Mencermati seringnya demo tanpa respon berarti sampai kini, saya mulai mencari-cari, apa, ya sebabnya?

Mungkin selama ini yang tampak sering teriak-teriak --dan oleh sebagian BMI lainnya dikatakan kurang kerjaan -- ya kelompokitu-itu saja;

KOTKIHO. IMWU, PILAR, GAMMI, Aliansi. Karena bendera atau atributnya ya cuma itu. Sudah begitu, demonya pisah-pisah lagi. tidak pernah terlihat bendera mereka berkibar dalam satu barisan.

Mungkin, publik mengira, bahwa yang menuntut hak, yang perang melawan penindasan BMI, yang menentang pungutan liar, ya cuma beberapa gelintir aliansi itu. Padahal tercatat di KJRI bahwa organisasi BMI ada hampir seratusan. Banyak yang mengira organisasi lainnya seperti yang aktif di bidang seni, pendidikan, keagamaan, budaya, kewirausahaan, kepenulisan, dll. adalah kumpulan BMI yang tidak peduli dengan issu-issu tentang pelanggaran hukum ketenagakerjaan yang --menurut survey ATKI dan KOTKIHO-- hampir semuanya pernah mengalami pemerasan oleh agen dan PJTKI.

Saat sekelompok BMI turun jalan menuntut penghapusan potongan gaji berlebihan, misalnya. Dalam waktu yang sama, sebagian besar kelompok lain juga mengadakan kegiatan masing-masing.
"Halahh...yang demo keciiiiillll jumlahnya, nggak ada apa-apanya tuh. Santai sajalah..." Mungkin saja begitu pikir pihak-pihak yang di demo. Menyakitkan lagi ketika saya dengar komentar dengan telinga saya sendiri, bahwa demo-demo itu didomplengi oleh kepentingan pihak yang tidak bertanggung jawab ! Alamakkkkk..!!!

Publik mengira, bahwa BMI yang "baik-baik" yang "kuai" yang "manis-manis", tidak neko-neko, jauh lebih besar jumlahnya. Tiap Minggu, pengajian-pengajian akbar didatangi ribuan jamaah, digelar di beberapa tempat dalam sehari itu. Aneka lomba seperti joged, nari, MTQ, nyanyi, dsb. jauh lebih menarik ketimbang ikut gabung untuk demontrasi.

Publik tidak tahu, sesungguhnya kita yang manis-manis ini juga memendam rasa dendam, keluhan, atas biaya mahal--bahasa halusnya pemerasan-- agen selama ini.

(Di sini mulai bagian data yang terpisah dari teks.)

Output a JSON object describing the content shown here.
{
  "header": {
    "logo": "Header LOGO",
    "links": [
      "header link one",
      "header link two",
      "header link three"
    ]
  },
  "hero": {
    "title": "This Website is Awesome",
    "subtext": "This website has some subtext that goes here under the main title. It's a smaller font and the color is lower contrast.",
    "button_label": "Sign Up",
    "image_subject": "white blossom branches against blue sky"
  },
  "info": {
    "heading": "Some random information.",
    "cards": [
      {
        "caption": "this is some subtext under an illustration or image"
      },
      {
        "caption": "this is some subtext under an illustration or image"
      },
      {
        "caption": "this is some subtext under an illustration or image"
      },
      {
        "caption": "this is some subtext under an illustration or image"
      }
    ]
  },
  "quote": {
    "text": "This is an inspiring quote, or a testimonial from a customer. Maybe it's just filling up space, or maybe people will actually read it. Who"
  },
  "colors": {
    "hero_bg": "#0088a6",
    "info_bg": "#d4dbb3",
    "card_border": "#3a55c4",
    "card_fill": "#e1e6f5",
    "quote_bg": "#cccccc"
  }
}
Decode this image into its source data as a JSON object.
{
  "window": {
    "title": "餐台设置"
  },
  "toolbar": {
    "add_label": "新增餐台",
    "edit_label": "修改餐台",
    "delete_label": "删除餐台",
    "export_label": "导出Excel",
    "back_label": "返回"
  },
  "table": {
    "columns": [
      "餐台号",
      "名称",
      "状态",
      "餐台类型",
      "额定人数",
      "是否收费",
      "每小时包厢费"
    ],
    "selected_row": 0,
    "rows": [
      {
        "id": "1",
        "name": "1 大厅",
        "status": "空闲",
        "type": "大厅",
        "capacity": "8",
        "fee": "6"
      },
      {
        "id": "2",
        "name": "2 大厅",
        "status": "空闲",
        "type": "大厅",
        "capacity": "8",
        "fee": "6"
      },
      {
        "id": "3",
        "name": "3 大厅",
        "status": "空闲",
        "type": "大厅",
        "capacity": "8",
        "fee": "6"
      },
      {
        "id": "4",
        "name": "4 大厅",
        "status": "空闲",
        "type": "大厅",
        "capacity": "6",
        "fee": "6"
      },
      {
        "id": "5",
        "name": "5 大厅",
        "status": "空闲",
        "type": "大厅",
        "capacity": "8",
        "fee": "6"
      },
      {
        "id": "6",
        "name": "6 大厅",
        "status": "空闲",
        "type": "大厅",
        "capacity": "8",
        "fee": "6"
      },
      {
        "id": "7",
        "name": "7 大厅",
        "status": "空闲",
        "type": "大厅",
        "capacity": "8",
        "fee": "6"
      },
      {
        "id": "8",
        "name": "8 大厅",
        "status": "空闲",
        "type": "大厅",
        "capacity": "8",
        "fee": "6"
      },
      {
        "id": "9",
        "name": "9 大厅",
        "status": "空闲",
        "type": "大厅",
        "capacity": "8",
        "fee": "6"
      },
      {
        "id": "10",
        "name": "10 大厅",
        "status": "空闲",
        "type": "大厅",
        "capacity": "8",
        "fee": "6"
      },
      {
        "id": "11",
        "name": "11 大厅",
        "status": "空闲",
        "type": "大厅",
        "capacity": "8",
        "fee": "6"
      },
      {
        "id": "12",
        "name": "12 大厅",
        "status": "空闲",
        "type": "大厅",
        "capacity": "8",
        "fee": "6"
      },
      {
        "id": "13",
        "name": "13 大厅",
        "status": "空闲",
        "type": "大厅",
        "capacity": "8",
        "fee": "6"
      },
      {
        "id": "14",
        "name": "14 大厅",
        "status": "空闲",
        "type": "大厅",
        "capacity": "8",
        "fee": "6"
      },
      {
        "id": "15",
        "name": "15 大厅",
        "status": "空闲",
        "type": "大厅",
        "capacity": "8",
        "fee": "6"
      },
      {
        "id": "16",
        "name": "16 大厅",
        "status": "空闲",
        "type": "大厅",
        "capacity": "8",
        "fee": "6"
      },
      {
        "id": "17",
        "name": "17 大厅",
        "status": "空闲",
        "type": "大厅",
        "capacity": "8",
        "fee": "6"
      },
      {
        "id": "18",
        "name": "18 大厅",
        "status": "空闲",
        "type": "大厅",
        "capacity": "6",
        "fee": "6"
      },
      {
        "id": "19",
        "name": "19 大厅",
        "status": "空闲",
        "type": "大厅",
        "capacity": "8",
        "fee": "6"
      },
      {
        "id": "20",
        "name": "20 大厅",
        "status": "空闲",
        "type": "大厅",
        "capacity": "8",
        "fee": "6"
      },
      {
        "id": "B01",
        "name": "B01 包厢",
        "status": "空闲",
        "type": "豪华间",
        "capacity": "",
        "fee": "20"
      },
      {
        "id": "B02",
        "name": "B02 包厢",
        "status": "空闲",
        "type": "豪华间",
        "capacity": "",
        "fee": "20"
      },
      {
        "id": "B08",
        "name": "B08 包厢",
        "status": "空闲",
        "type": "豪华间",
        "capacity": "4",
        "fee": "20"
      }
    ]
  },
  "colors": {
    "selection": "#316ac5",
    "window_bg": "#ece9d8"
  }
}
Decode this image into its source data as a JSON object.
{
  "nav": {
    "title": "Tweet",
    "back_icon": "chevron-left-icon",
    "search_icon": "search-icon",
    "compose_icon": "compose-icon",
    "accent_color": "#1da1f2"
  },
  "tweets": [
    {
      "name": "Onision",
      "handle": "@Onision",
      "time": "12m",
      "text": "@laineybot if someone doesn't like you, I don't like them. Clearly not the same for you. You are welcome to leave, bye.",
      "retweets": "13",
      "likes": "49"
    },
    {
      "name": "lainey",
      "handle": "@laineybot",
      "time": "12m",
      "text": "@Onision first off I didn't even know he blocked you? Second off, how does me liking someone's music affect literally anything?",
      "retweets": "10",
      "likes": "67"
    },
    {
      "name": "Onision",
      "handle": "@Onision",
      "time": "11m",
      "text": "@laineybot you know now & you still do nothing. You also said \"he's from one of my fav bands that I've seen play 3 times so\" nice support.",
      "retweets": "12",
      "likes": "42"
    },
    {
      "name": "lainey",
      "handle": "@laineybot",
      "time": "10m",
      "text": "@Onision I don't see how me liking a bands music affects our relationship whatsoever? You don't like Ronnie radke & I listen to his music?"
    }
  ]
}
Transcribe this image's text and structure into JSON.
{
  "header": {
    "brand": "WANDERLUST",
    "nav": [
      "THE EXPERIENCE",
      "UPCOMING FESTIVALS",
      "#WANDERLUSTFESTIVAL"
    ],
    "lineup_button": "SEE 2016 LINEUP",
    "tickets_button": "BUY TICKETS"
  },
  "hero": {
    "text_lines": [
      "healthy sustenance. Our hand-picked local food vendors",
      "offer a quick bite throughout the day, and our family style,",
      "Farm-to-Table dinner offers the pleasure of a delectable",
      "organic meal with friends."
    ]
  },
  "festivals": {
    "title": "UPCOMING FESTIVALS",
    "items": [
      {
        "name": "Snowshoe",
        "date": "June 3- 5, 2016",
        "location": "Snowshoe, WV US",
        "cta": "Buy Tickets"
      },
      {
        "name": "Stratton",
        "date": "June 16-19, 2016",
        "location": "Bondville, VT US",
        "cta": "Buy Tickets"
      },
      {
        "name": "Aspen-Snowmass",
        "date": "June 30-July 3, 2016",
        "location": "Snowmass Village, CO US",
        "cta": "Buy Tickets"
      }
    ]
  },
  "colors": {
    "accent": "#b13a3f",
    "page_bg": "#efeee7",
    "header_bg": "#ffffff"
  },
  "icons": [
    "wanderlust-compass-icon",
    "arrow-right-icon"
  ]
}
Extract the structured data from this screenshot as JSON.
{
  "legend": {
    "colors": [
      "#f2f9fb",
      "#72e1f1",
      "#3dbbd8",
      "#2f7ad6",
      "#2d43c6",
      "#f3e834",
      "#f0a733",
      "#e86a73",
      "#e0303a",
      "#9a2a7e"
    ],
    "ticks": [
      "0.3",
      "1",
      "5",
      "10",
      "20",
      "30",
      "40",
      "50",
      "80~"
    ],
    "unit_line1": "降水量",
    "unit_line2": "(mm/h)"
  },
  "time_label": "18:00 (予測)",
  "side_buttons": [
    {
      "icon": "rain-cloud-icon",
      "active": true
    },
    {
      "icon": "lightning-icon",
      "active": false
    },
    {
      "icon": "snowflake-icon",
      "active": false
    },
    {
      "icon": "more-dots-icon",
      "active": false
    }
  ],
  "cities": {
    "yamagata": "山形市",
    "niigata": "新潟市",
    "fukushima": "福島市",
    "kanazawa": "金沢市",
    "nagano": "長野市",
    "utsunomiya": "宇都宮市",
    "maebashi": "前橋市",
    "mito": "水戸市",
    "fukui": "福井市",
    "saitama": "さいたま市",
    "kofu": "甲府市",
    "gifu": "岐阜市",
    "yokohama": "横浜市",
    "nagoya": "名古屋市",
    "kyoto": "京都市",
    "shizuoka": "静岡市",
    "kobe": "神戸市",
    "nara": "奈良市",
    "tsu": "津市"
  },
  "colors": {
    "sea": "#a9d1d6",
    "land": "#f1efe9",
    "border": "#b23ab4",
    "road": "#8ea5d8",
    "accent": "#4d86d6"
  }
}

Lha, emang apa harus semuanya turun demo? nggak perlu seneng-seneng, nggak butuh belajar? nggak perlu ngaji?

Kawan, nggak perlu semua anggota grupmu ikut demo. Tapi setidaknya selembar atribut/ bendera organisasimu saja bergabung, itu sudah cukup terlihat sebagai kekompakan. minimal orang akan melihat, 'ooo, ternyata CK Dancer juga anti penindasan BMI, ternyata FLP yang sering bekerja sama dengan KJRI itu juga menuntut diberlakukan kontrak mandiri, oooo..ternyata seluruh awak Posmih juga anti kedzoliman agen..dsb.

Lhohhhh..nggak tahu,ya? si Widya itu anak FLP sering gabung KOTKIHO woooo...

Mana publik kenal kalau Widya anak FLP? Yang masuk satu barisan dengan bendera KOTKIHO thok itu ya KOTKIHO thok. Anggi Camat yang ikut demo dengan PILAR itu ya mana kelihatan kalau mewakili Sekarbumi?

Belajar dari banyak kelompok protester yang turun jalan waktu May Day. Ratusan atribut mewakili jutaan suara tampak kompak berada dalam satu barisan panjang. Media menyorot. Para reporter melaporkan ke publik. Para fotografer mengabadikan. Visualisasi itu akan terus melekat dalam benak publik, termasuk pemerintah sebagai pihak yang diprotes.

Bila tiap kali protes dengan membawa banyak orang beserta bendera atas nama seluruh organisasi dan kelompok BMI, tentu publik akan melihat lain. Kompak ! Satu suara !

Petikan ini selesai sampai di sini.